Acresce que, fruto da declaração de falência, nesta fase os sócios e/ou gerentes à data dos factos em regra já não têm interesses coincidentes com os da sociedade, preocupando-se com a sua defesa mas sendo indiferentes às consequências para a sociedade.
Não se descura que o facto dos liquidatários representarem as sociedades no âmbito de processos-crime lhes possa acarretar prejuízos e incómodos.
Contudo, afigura-se-nos que apenas eles as poderão representar nesta fase, como se nos afigura decorrer dos seguintes acórdãos analisados: Ac. RL, Processo n.º 7867/2008-3, de 20-07-2009, e Ac. STJ, Processo 06P2930, de 12.10.2006, ambos in www.dgsi.pt..
Por se entender pertinente, e para terminar, passa-se a transcrever a seguinte parte do aludido acórdão do STJ:
«( ... ) Com efeito, pese embora a declaração de falência, resta um espesso «substrato» da sociedade em causa, circunstância que, à saciedade, impede que se defenda que da pessoa jurídica, nada mais resta, tal como de pode afirmar da pessoa do ser humano após a morte.
De resto, como bem salienta o recorrente, por força do disposto no art. 141º°, nº 1 e), art. 146º, nº 2 e art. 160º, nº 2, todos do CSC, se é certo que as sociedades comerciais se dissolvem pela declaração de falência, o certo é que, ao invés das pessoas singulares cuja personalidade cessa com a morte - art.º 68.º, n.º 1, do Código Civil ­aquelas mantêm a personalidade jurídica na fase da sua liquidação, considerando-se apenas extintas pelo encerramento dessa liquidação.
E, como aponta o mesmo recorrente podem, nesse interim, ser objecto de vicissitudes várias, entre elas o reatamento da actividade nas condições previstas na lei.

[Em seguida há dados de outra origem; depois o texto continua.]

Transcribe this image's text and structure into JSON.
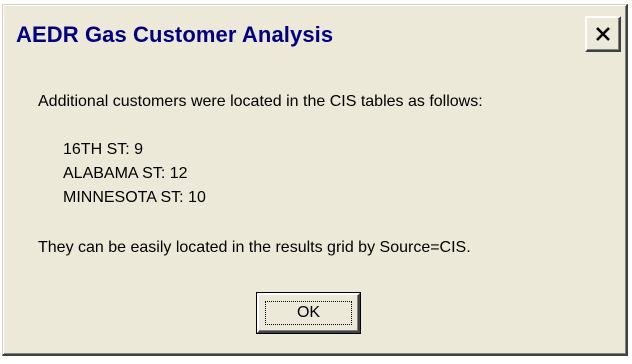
{
  "window": {
    "title": "AEDR Gas Customer Analysis",
    "close_icon": "close-icon"
  },
  "message": {
    "intro": "Additional customers were located in the CIS tables as follows:",
    "customers": [
      "16TH ST: 9",
      "ALABAMA ST: 12",
      "MINNESOTA ST: 10"
    ],
    "footer": "They can be easily located in the results grid by Source=CIS."
  },
  "buttons": {
    "ok_label": "OK"
  },
  "colors": {
    "title_text": "#000080",
    "dialog_background": "#ece9d8"
  }
}
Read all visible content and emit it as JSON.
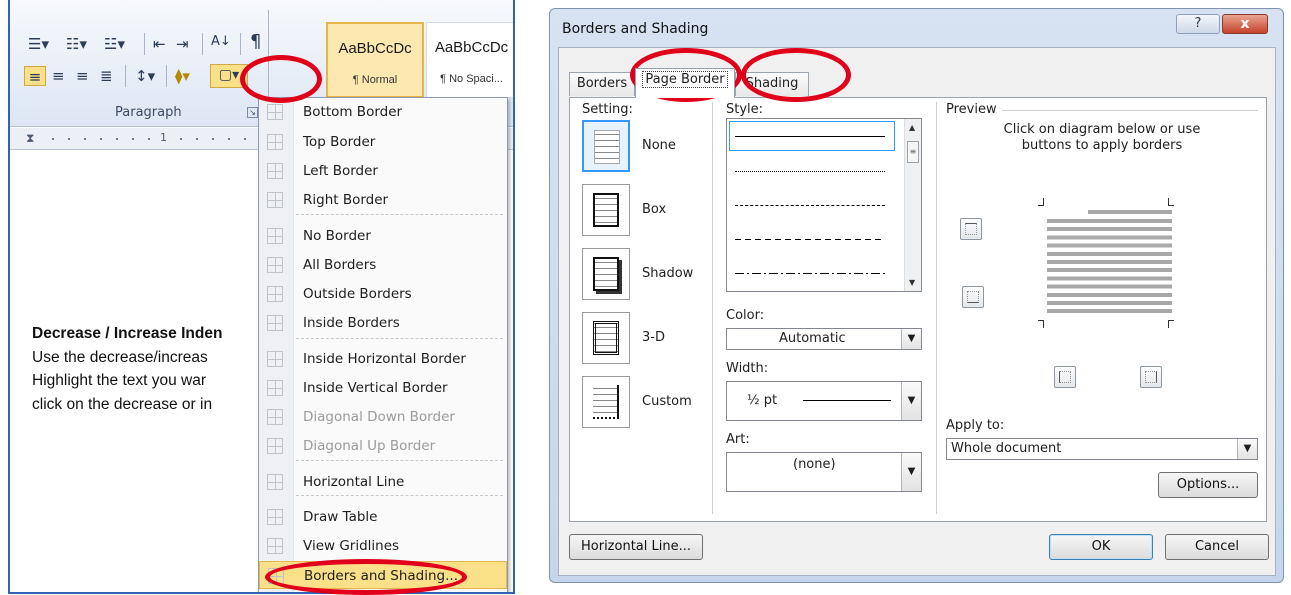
{
  "ribbon": {
    "group_label": "Paragraph",
    "styles": [
      {
        "sample": "AaBbCcDc",
        "name": "¶ Normal"
      },
      {
        "sample": "AaBbCcDc",
        "name": "¶ No Spaci..."
      }
    ],
    "pilcrow": "¶",
    "ruler_mark": "1"
  },
  "document": {
    "heading": "Decrease / Increase Inden",
    "lines": [
      "Use the decrease/increas",
      "Highlight the text you war",
      "click on the decrease or in"
    ]
  },
  "border_menu": {
    "items": [
      {
        "label": "Bottom Border",
        "icon": "bottom-border-icon",
        "disabled": false
      },
      {
        "label": "Top Border",
        "icon": "top-border-icon",
        "disabled": false
      },
      {
        "label": "Left Border",
        "icon": "left-border-icon",
        "disabled": false
      },
      {
        "label": "Right Border",
        "icon": "right-border-icon",
        "disabled": false
      },
      {
        "label": "No Border",
        "icon": "no-border-icon",
        "disabled": false
      },
      {
        "label": "All Borders",
        "icon": "all-borders-icon",
        "disabled": false
      },
      {
        "label": "Outside Borders",
        "icon": "outside-borders-icon",
        "disabled": false
      },
      {
        "label": "Inside Borders",
        "icon": "inside-borders-icon",
        "disabled": false
      },
      {
        "label": "Inside Horizontal Border",
        "icon": "inside-horizontal-border-icon",
        "disabled": false
      },
      {
        "label": "Inside Vertical Border",
        "icon": "inside-vertical-border-icon",
        "disabled": false
      },
      {
        "label": "Diagonal Down Border",
        "icon": "diagonal-down-border-icon",
        "disabled": true
      },
      {
        "label": "Diagonal Up Border",
        "icon": "diagonal-up-border-icon",
        "disabled": true
      },
      {
        "label": "Horizontal Line",
        "icon": "horizontal-line-icon",
        "disabled": false
      },
      {
        "label": "Draw Table",
        "icon": "draw-table-icon",
        "disabled": false
      },
      {
        "label": "View Gridlines",
        "icon": "view-gridlines-icon",
        "disabled": false
      },
      {
        "label": "Borders and Shading...",
        "icon": "borders-shading-icon",
        "disabled": false
      }
    ]
  },
  "dialog": {
    "title": "Borders and Shading",
    "help": "?",
    "close": "x",
    "tabs": [
      "Borders",
      "Page Border",
      "Shading"
    ],
    "active_tab": "Page Border",
    "setting_label": "Setting:",
    "settings": [
      "None",
      "Box",
      "Shadow",
      "3-D",
      "Custom"
    ],
    "selected_setting": "None",
    "style_label": "Style:",
    "color_label": "Color:",
    "color_value": "Automatic",
    "width_label": "Width:",
    "width_value": "½ pt",
    "art_label": "Art:",
    "art_value": "(none)",
    "preview_label": "Preview",
    "preview_hint": "Click on diagram below or use buttons to apply borders",
    "apply_label": "Apply to:",
    "apply_value": "Whole document",
    "options_button": "Options...",
    "horizontal_line_button": "Horizontal Line...",
    "ok_button": "OK",
    "cancel_button": "Cancel"
  },
  "colors": {
    "annotation_ring": "#e0001a",
    "highlight": "#fbe08a",
    "selection_blue": "#3399ff",
    "window_frame": "#c5d6ec"
  }
}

Nem se diga, como o faz a recorrida, que decisão contrária à impugnada não tem qualquer efeito.
As penas previstas para as sociedades comerciais são, naturalmente, de natureza não pessoal, em geral, sanções pecuniárias. Como tal, quando existam, podem e devem ser levadas em conta, no momento da liquidação, assim atingindo o objectivo para que foram previstas, o que reforça a demonstração de que a falência da sociedade não pode para o efeito em causa, ser equiparada à morte da pessoa singular, já que, em relação a esta, pena alguma pode surtir efeito após esse evento fatal do ser humano.
Por outro lado, improcede o argumento invocado pelo tribunal recorrido, segundo o qual «a eventual condenação da arguida pelo crime imputado não teria qualquer consequência a nível da sua actividade», pois, inter alia, a real possibilidade supra referida de retoma dessa mesma actividade não obstante a declaração de falência, aliada aos eventuais futuros efeitos da condenação penal, nomeadamente para efeitos de reincidência e (ou) sucessão de crimes e suas consequências jurídicas, mostram justamente o contrário. ( ... )”.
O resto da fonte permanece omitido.